City staff decided to keep the other four bids private until the council makes their final vote Oct. 7, but with concerns over transparency, all five bidders waived their privacy concerns and the city made the proposals public Oct. 1.
“This is not something that ought to be rushed,” Shields said, adding there wasn’t enough time to review the bids before voting.
Loar also expressed concern that local and minority owned businesses won’t last long in the airport because of rent and the high cost of building storefronts.
While Loar and Shields left before the vote, the ordinance still passed out of committee after Mayor Quinton Lucas joined the meeting on Zoom to vote, bringing back quorum.
“I will not be pushed into a vote.
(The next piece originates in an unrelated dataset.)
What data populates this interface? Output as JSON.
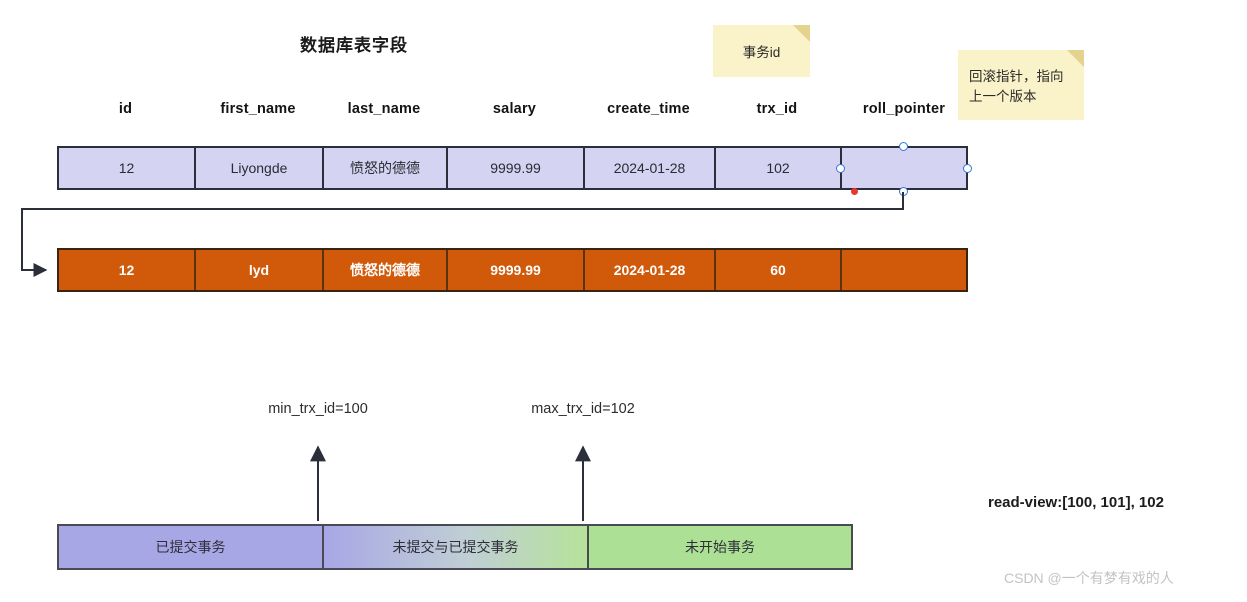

This has been the most corrupt vote I’ve been a part of,” Loar said. “We need to trust the process, yes, but we need to verify it. This is a 15-year contract that we’re getting into. I think we really ought to take our time.”
Roxsen Koch, with the Polsinelli law firm representing PLTR-SSP also agreed that the decision-making process had not been transparent.
“We’re strictly prohibited to talk to city council or staff, but that did not occur,” Koch said. “The selected team was allowed to do that, whereas our team was not.”
PLTR-SSR currently has a contract to run news and gift shops at KCI.
Many of the local businesses Vantage proposed for the airport showed their support of the firm at the Sept. 29 committee meeting.
Anita Moore, owner of Soiree Steak and Oyster House in the Jazz District said starting her business was rough and the pandemic almost closed them down completely.
Soiree is one of the local, Black-owned businesses Vantage proposes to house in the new terminal.
Moore said Vantage stood by her through the pandemic and she participated in their mentoring program.
“We’re not even into the airport yet and they’ve helped me in so many ways. I’ve been making better decisions in my business,” Moore said. “I have very good faith that they’re going to make sure that we’re successful at the airport, as well as still being able to be in my community.”
Owner of City Market Coffee Nicole Ammer said she supports Vantage.
“Yes, we are small local businesses and yes, it is understandable for you to be concerned about small local businesses and we appreciate the questions that you’ve asked to ensure our success,” Ammer said. “From my experience in the past nine months, I truly believe that Vantage has selected a very strong team to represent the new KC airport. We are all passionate and we deserve this opportunity.”
Kim Randolph, president of the Heartland Black Chamber of Commerce said she understands the risks involved in the decision-making process, but said it’s a risk they should take, especially because of Vantage’s high percentage of local and minority-owned business participation.
The ordinance will be voted on in the full city council session at 3 p.m. Oct. 7.